After launching with its first store in New York City in September 2019, Pop Up has opened at eight locations in six cities, including Chicago, Los Angeles, Miami, Washington, D.C., and Austin, Texas, with each store open for 30 days in its destination city. The retailer plans to establish its first permanent location in New York this winter.

The next Pop Up store is slated to open this week in Denver. The location, at 2645 Walnut St., will operate from Sept. 30 to Oct. 30 at 11 a.m. to 8 p.m. daily.

“Our Denver shop is located in the RiNo neighborhood, one that entertains a vibrant scene of art, music, dining and retail,” Schildt said. “We always look to position ourselves in the center of creativity, wherever we go.”

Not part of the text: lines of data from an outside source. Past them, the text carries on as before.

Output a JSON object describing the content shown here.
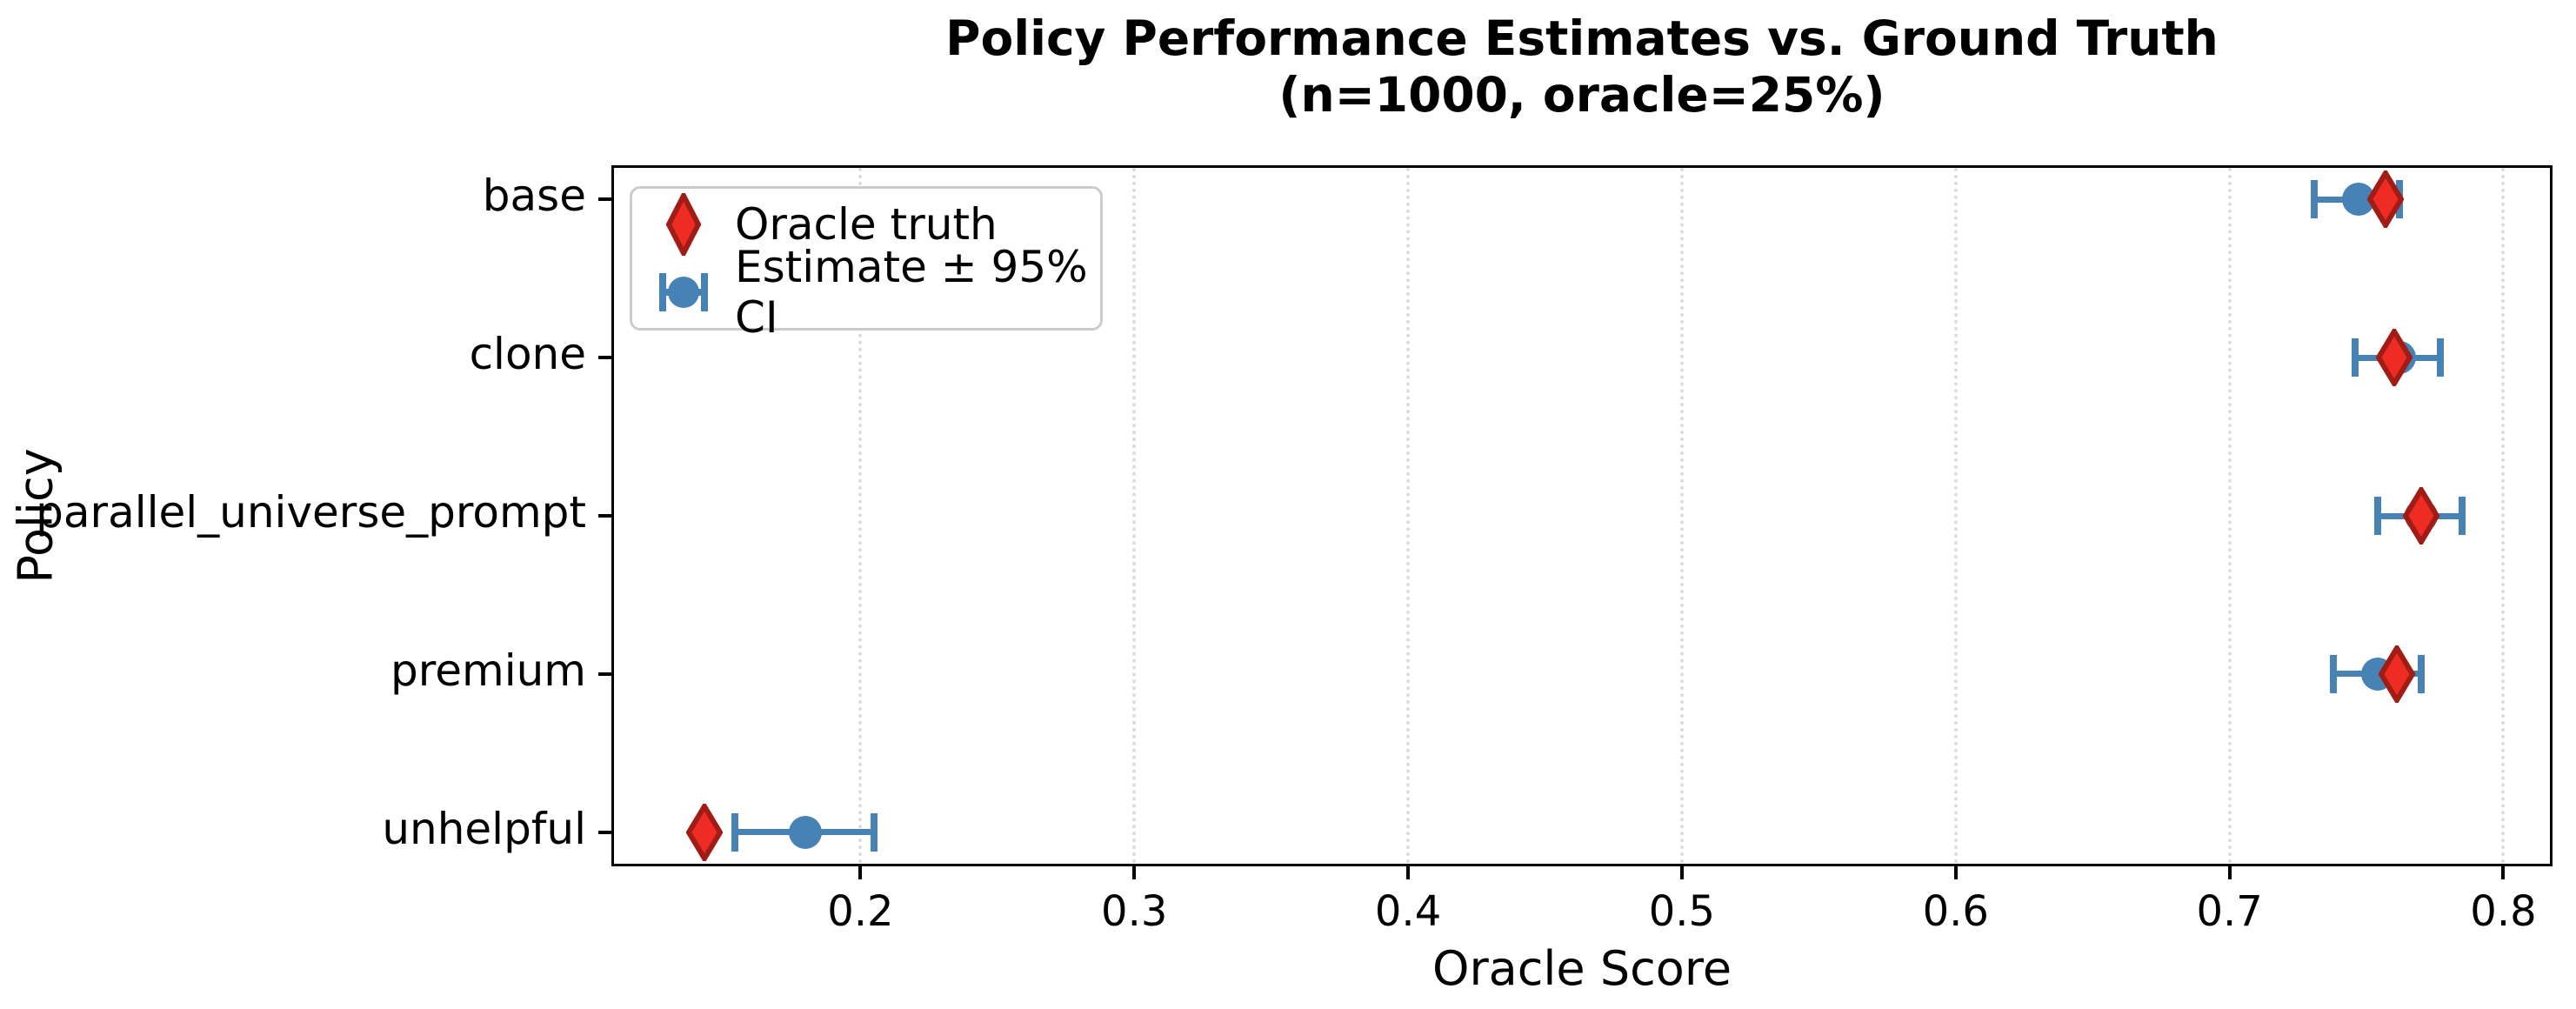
{
  "title": {
    "line1": "Policy Performance Estimates vs. Ground Truth",
    "line2": "(n=1000, oracle=25%)"
  },
  "legend": {
    "entries": [
      {
        "label": "Oracle truth",
        "marker": "red-diamond"
      },
      {
        "label": "Estimate ± 95% CI",
        "marker": "blue-circle-errorbar"
      }
    ],
    "position": "upper-left"
  },
  "colors": {
    "estimate_blue": "#4682B4",
    "oracle_red_fill": "#EE2C24",
    "oracle_red_edge": "#A01C15",
    "grid": "#DCDCDC",
    "axis": "#000000"
  },
  "chart_data": {
    "type": "scatter",
    "orientation": "horizontal",
    "title": "Policy Performance Estimates vs. Ground Truth",
    "subtitle": "(n=1000, oracle=25%)",
    "xlabel": "Oracle Score",
    "ylabel": "Policy",
    "xlim": [
      0.11,
      0.817
    ],
    "xticks": [
      0.2,
      0.3,
      0.4,
      0.5,
      0.6,
      0.7,
      0.8
    ],
    "grid": "vertical-dotted",
    "legend_position": "upper-left",
    "categories": [
      "base",
      "clone",
      "parallel_universe_prompt",
      "premium",
      "unhelpful"
    ],
    "series": [
      {
        "name": "Oracle truth",
        "marker": "diamond",
        "values": [
          0.757,
          0.76,
          0.77,
          0.761,
          0.143
        ]
      },
      {
        "name": "Estimate ± 95% CI",
        "marker": "circle-with-error-bars",
        "values": [
          0.747,
          0.762,
          0.77,
          0.754,
          0.18
        ],
        "ci_low": [
          0.731,
          0.746,
          0.754,
          0.738,
          0.154
        ],
        "ci_high": [
          0.762,
          0.777,
          0.785,
          0.77,
          0.205
        ]
      }
    ]
  }
}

The Denver store will bring a new look for Pop Up, sporting a grocery nostalgia theme with bright and playful colors, checker-tiled floors, a disco fridge room and a human-sized Plinko game. The format was designed in collaboration with Denver-based agency Make West.

“As with each location, we will host a series of events inside the store, which are free to the public to attend and include samples of the products on shelf and are hosted by local tastemakers and community groups,” Schildt said.

The Denver Pop Up store will carry several national brands, such as Christie’s Chips, The Hampton Grocer and Courtside, plus Colorado-based products like Hazlo tequila mixer, Rowdy Mermaid kombucha and vegan Byte Bars. Pop Up Grocer donates 5% of in-store sales to one emerging brand and its founder. 

“As our aim is to increase visibility — brand awareness — for the brands that we feature, the majority are looking to support recent expansion to the Denver/Colorado market, or are hoping to expand to the area, and can use their sales within Pop Up Grocer to inform or validate that interest,” Schildt said.